Tuesday, January 10, 2012
It is interesting being back in Newark. There is so much going in the city that I am almost overwhelm. I always describe being in Connecticut as living in a bubble. That the world seems to pass it by because it grows as fast as paint dries. Westbrook, Connecticut in particular is probably the furthest thing from city living that I could handle. It does not make it better or worst but different. Being back in this city I witness several things in my initial two weeks. The crazy overwhelming ignorance in random public places almost seems paralyzing and confusing at times. It makes me remember the bad things and takes me to a place I have not been for many years. However, that’s not the part that I relish in. That is not the part that put an insatiable hunger to return in my belly. The city’s strength is what has called me home. The action rather than inaction is what has placed me back within the state of NJ. While I will not be here forever the return is just what I needed and how I needed it. I am here taking care of my grandmother but the purpose seems to be so much more. I have this renewed energy that I did not have in CT. The environment and Haggar itself was physically and emotionally detrimental to my future and any hope I had to be something more. Being back here, being back home something’s changed. A re awaking if you will to that trait long locked away in the recesses of my personality. The trait that was so unnecessary to the complacent life I was living in CT. That trait is the fighter’s mentality that got me out of Newark in the first place. That mentality of a must win attitude and a drive to keep pushing forward. I miss it, I encourage it, and I am it. Standing at the precipice of my mind trying to decide the next move and I can only think of one thing just keep moving forward no matter what. There is something about this city that just sets my spirit and soul ablaze and I am glad that I have returned not the same but a change man with a personality and perspective to take the good and leave the bad but a determination to effect change while I am here.
Friday, January 6, 2012
Guess this year I am going to more proactive in writing on my blog. I am back in NJ and before I get to that I must; however, I must talk about my Connecticut family. They have been my close friends for the past three years and have effected my life tremendously. The Trasacco family has been good to me. Sorry, that is an understatement they have been great to me. I was very touched at the going away dinner they had for me. It amazes me how much people we do not share that family bond can create that family bond without even realizing it. That I am attached to these people for the rest of my life. I can not ever forget about them even if I tried. I have added two more brothers and a little sister to my already big family. I do love them and I do miss them. As for the rest of the crazy bastards of Westbrook, CT and the shoreline, I miss them as well and I fortunate to the many many many memories that I was able to create while I was up there. There are just too many of you bastards to name but I love you guys as well.

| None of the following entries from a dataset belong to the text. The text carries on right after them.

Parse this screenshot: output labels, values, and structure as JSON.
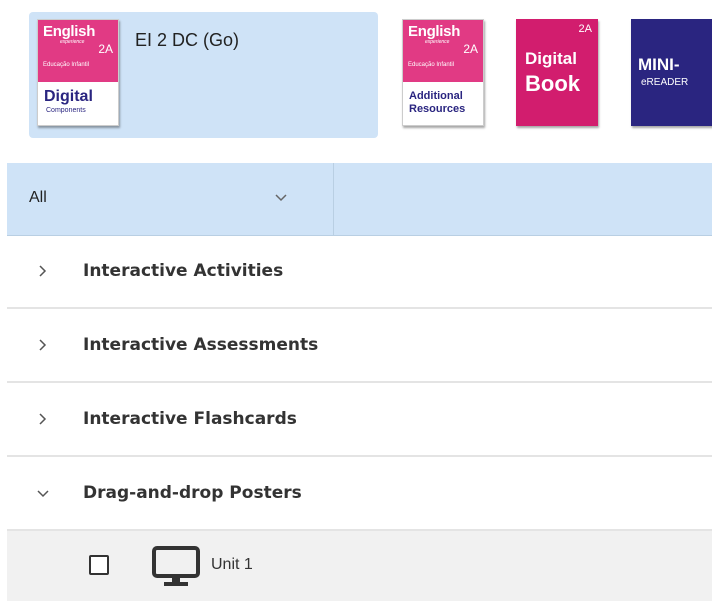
{
  "products": {
    "selected": {
      "title": "EI 2 DC (Go)",
      "cover": {
        "brand": "English",
        "brand_sub": "experience",
        "level": "2A",
        "subtitle": "Educação Infantil",
        "main": "Digital",
        "sub": "Components"
      }
    },
    "additional": {
      "brand": "English",
      "brand_sub": "experience",
      "level": "2A",
      "subtitle": "Educação Infantil",
      "line1": "Additional",
      "line2": "Resources"
    },
    "digital_book": {
      "level": "2A",
      "line1": "Digital",
      "line2": "Book"
    },
    "mini_reader": {
      "line1": "MINI-",
      "line2": "eREADER"
    }
  },
  "filter": {
    "value": "All",
    "icon": "chevron-down-icon"
  },
  "sections": [
    {
      "label": "Interactive Activities",
      "expanded": false
    },
    {
      "label": "Interactive Assessments",
      "expanded": false
    },
    {
      "label": "Interactive Flashcards",
      "expanded": false
    },
    {
      "label": "Drag-and-drop Posters",
      "expanded": true
    }
  ],
  "posters": {
    "items": [
      {
        "label": "Unit 1",
        "icon": "monitor-icon",
        "checked": false
      }
    ]
  },
  "colors": {
    "selected_bg": "#cfe3f7",
    "brand_pink": "#e13a84",
    "brand_navy": "#2a2580"
  }
}
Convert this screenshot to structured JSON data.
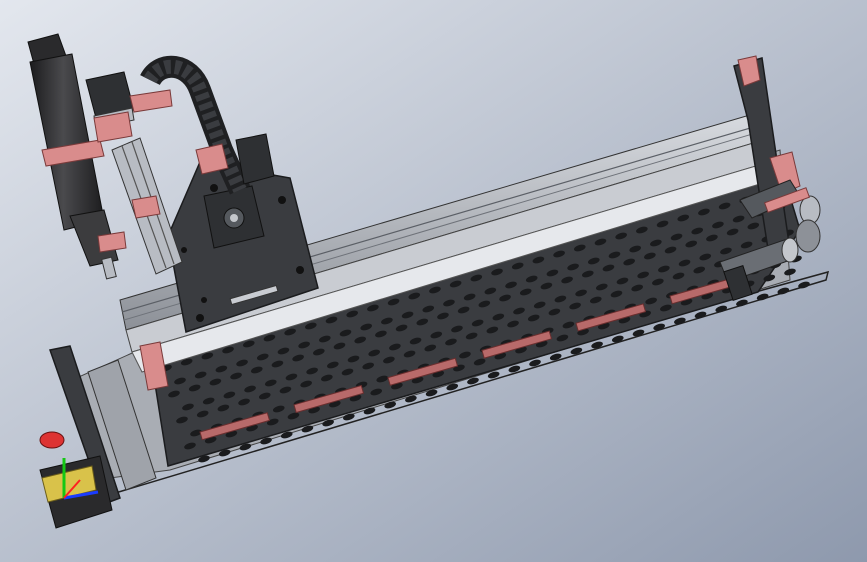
{
  "viewport": {
    "background_top": "#e3e7ee",
    "background_bottom": "#8e99ad"
  },
  "colors": {
    "frame_dark": "#2e3033",
    "frame_mid": "#55595e",
    "rail_light": "#c9ccd2",
    "rail_mid": "#9fa3aa",
    "bed_panel": "#3a3c40",
    "bed_hole": "#1a1b1d",
    "bracket_pink": "#d98c8c",
    "bracket_pink_dark": "#b86a6a",
    "motor_black": "#2a2a2c",
    "motor_silver": "#b8bcc3",
    "spindle_body": "#3c3c3e",
    "axis_x": "#1a3cff",
    "axis_y": "#14c814",
    "axis_z": "#ff2020",
    "label_yellow": "#d9c24a"
  },
  "icons": {
    "coordinate_triad": "triad-icon"
  }
}
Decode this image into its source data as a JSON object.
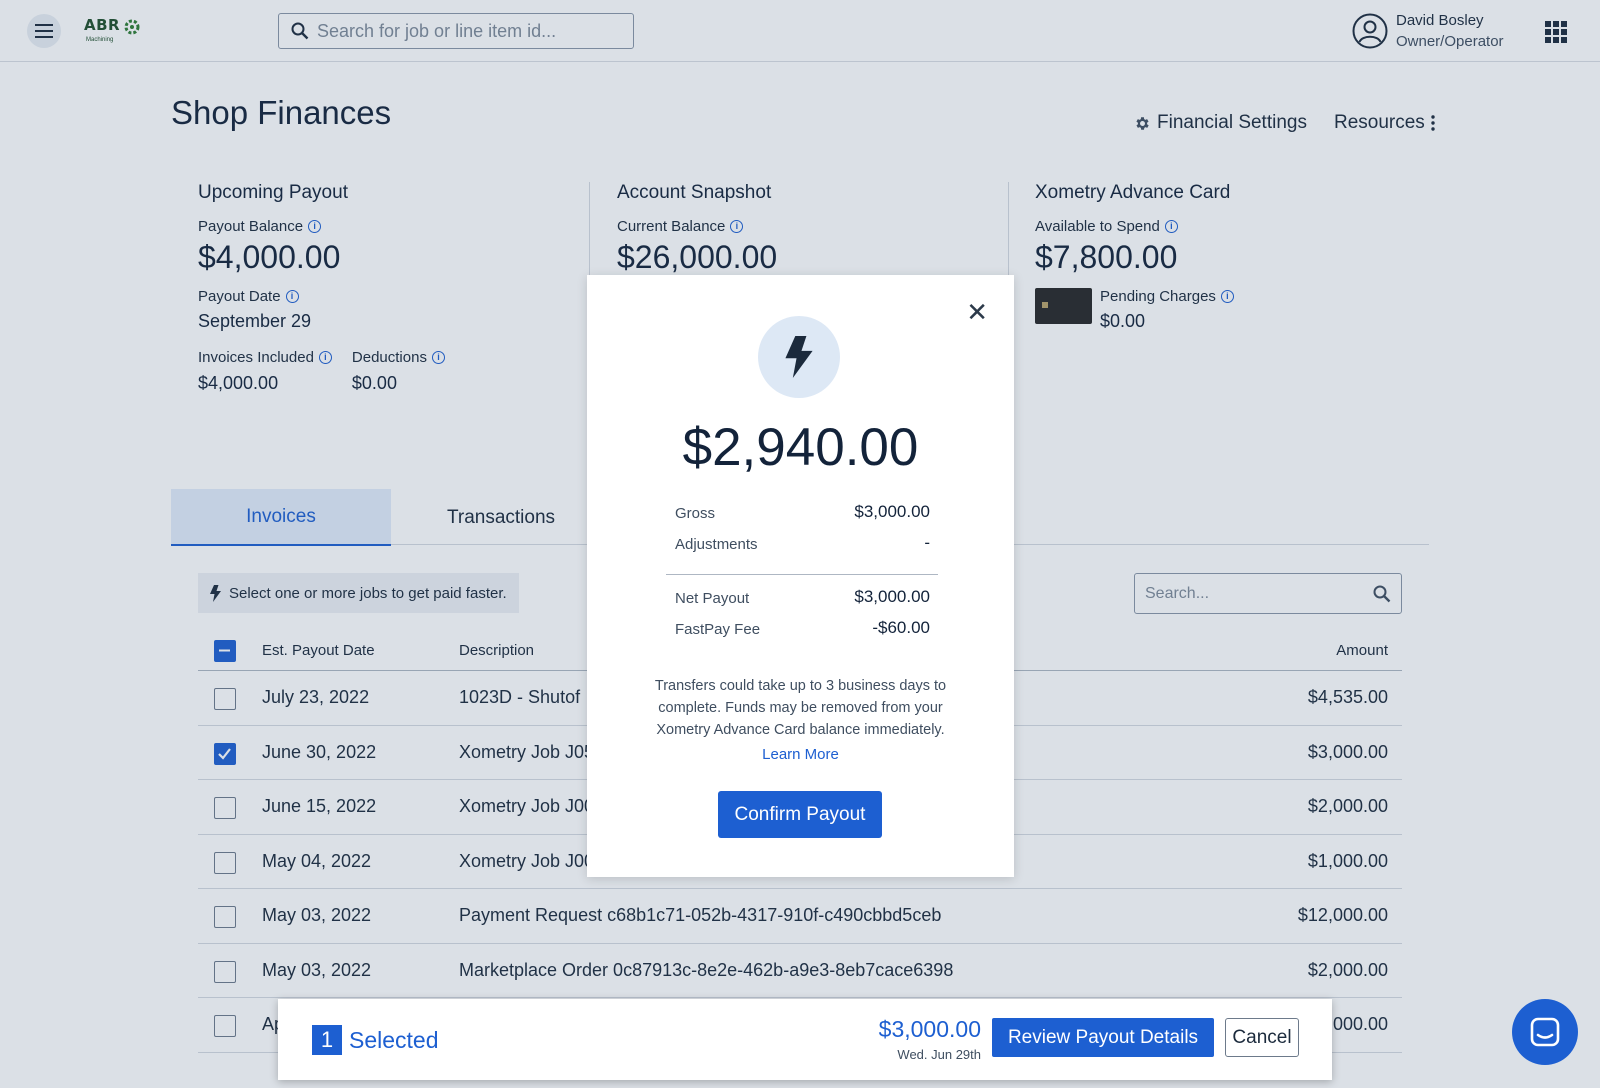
{
  "topbar": {
    "logo_text": "ABR",
    "logo_sub": "Machining",
    "search_placeholder": "Search for job or line item id...",
    "user_name": "David Bosley",
    "user_role": "Owner/Operator"
  },
  "page": {
    "title": "Shop Finances",
    "financial_settings": "Financial Settings",
    "resources": "Resources"
  },
  "summary": {
    "payout": {
      "heading": "Upcoming Payout",
      "balance_label": "Payout Balance",
      "balance": "$4,000.00",
      "date_label": "Payout Date",
      "date": "September 29",
      "invoices_label": "Invoices Included",
      "invoices": "$4,000.00",
      "deductions_label": "Deductions",
      "deductions": "$0.00"
    },
    "account": {
      "heading": "Account Snapshot",
      "balance_label": "Current Balance",
      "balance": "$26,000.00"
    },
    "card": {
      "heading": "Xometry Advance Card",
      "available_label": "Available to Spend",
      "available": "$7,800.00",
      "pending_label": "Pending Charges",
      "pending": "$0.00"
    }
  },
  "tabs": [
    {
      "label": "Invoices"
    },
    {
      "label": "Transactions"
    }
  ],
  "hint": "Select one or more jobs to get paid faster.",
  "table_search_placeholder": "Search...",
  "table": {
    "headers": {
      "date": "Est. Payout Date",
      "description": "Description",
      "amount": "Amount"
    },
    "rows": [
      {
        "date": "July 23, 2022",
        "description": "1023D - Shutof",
        "amount": "$4,535.00",
        "checked": false
      },
      {
        "date": "June 30, 2022",
        "description": "Xometry Job J05",
        "amount": "$3,000.00",
        "checked": true
      },
      {
        "date": "June 15, 2022",
        "description": "Xometry Job J00",
        "amount": "$2,000.00",
        "checked": false
      },
      {
        "date": "May 04, 2022",
        "description": "Xometry Job J00",
        "amount": "$1,000.00",
        "checked": false
      },
      {
        "date": "May 03, 2022",
        "description": "Payment Request c68b1c71-052b-4317-910f-c490cbbd5ceb",
        "amount": "$12,000.00",
        "checked": false
      },
      {
        "date": "May 03, 2022",
        "description": "Marketplace Order 0c87913c-8e2e-462b-a9e3-8eb7cace6398",
        "amount": "$2,000.00",
        "checked": false
      },
      {
        "date": "Ap",
        "description": "",
        "amount": ",000.00",
        "checked": false
      }
    ]
  },
  "selection_bar": {
    "count": "1",
    "label": "Selected",
    "amount": "$3,000.00",
    "date": "Wed. Jun 29th",
    "review_button": "Review Payout Details",
    "cancel_button": "Cancel"
  },
  "modal": {
    "amount": "$2,940.00",
    "rows_top": [
      {
        "label": "Gross",
        "value": "$3,000.00"
      },
      {
        "label": "Adjustments",
        "value": "-"
      }
    ],
    "rows_bottom": [
      {
        "label": "Net Payout",
        "value": "$3,000.00"
      },
      {
        "label": "FastPay Fee",
        "value": "-$60.00"
      }
    ],
    "note": "Transfers could take up to 3 business days to complete. Funds may be removed from your Xometry Advance Card balance immediately.",
    "learn_more": "Learn More",
    "confirm": "Confirm Payout"
  },
  "colors": {
    "accent": "#1d5fd1",
    "text": "#13233a",
    "overlay": "#385274"
  }
}
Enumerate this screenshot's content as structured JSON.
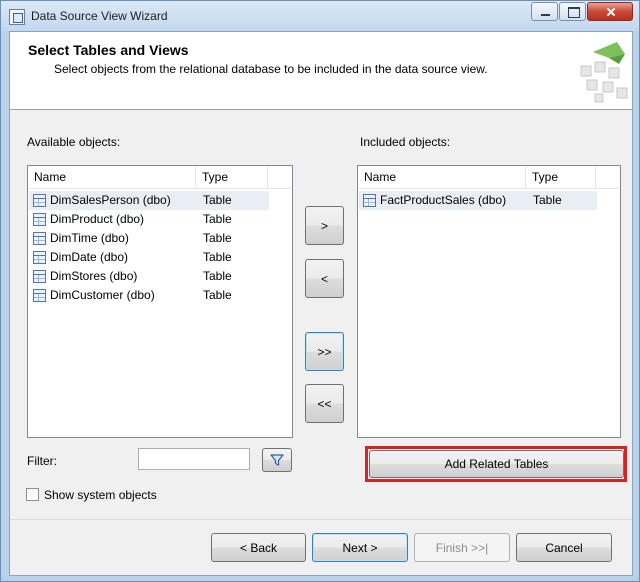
{
  "window": {
    "title": "Data Source View Wizard"
  },
  "header": {
    "title": "Select Tables and Views",
    "subtitle": "Select objects from the relational database to be included in the data source view."
  },
  "available": {
    "label": "Available objects:",
    "columns": {
      "name": "Name",
      "type": "Type"
    },
    "rows": [
      {
        "name": "DimSalesPerson (dbo)",
        "type": "Table",
        "selected": true
      },
      {
        "name": "DimProduct (dbo)",
        "type": "Table"
      },
      {
        "name": "DimTime (dbo)",
        "type": "Table"
      },
      {
        "name": "DimDate (dbo)",
        "type": "Table"
      },
      {
        "name": "DimStores (dbo)",
        "type": "Table"
      },
      {
        "name": "DimCustomer (dbo)",
        "type": "Table"
      }
    ]
  },
  "included": {
    "label": "Included objects:",
    "columns": {
      "name": "Name",
      "type": "Type"
    },
    "rows": [
      {
        "name": "FactProductSales (dbo)",
        "type": "Table",
        "selected": true
      }
    ]
  },
  "transfer": {
    "add": ">",
    "remove": "<",
    "add_all": ">>",
    "remove_all": "<<"
  },
  "filter": {
    "label": "Filter:",
    "value": "",
    "icon": "funnel-icon"
  },
  "show_system_objects": {
    "label": "Show system objects",
    "checked": false
  },
  "add_related": "Add Related Tables",
  "footer": {
    "back": "< Back",
    "next": "Next >",
    "finish": "Finish >>|",
    "cancel": "Cancel"
  },
  "colors": {
    "highlight": "#d42424",
    "titlebar": "#c3d8ee",
    "selected_row": "#e9eef5",
    "default_button_border": "#3c7fb1"
  }
}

The image up top is my tribute tattoo to Matthew Vincent Trasacco. It is an outline of the state of CT and inside it saids in latin: "Thus you shall go to the stars". A clear example of how one mans life can effect another it is through the passing of my friend M.V.T. He gave me a look into my own life and its finality. He gave me a chance to leave Haggar before I found out about my Grandmother's illness. He gave me comfort and strength into going out into the unknown. Several of our conversations has shaped me and made me a better man. Some of them probably made you a worst one Matt..lol. I hate that your not on this Earth anymore. Truly, I considered you a brother. Hell I even brought you down to Jersey to share in its glory. Well it was great reminiscing about the CT times. Now that I am back in Jersey I need to get out of this introspective lull and grab life as I so eloquently put it by the Dick.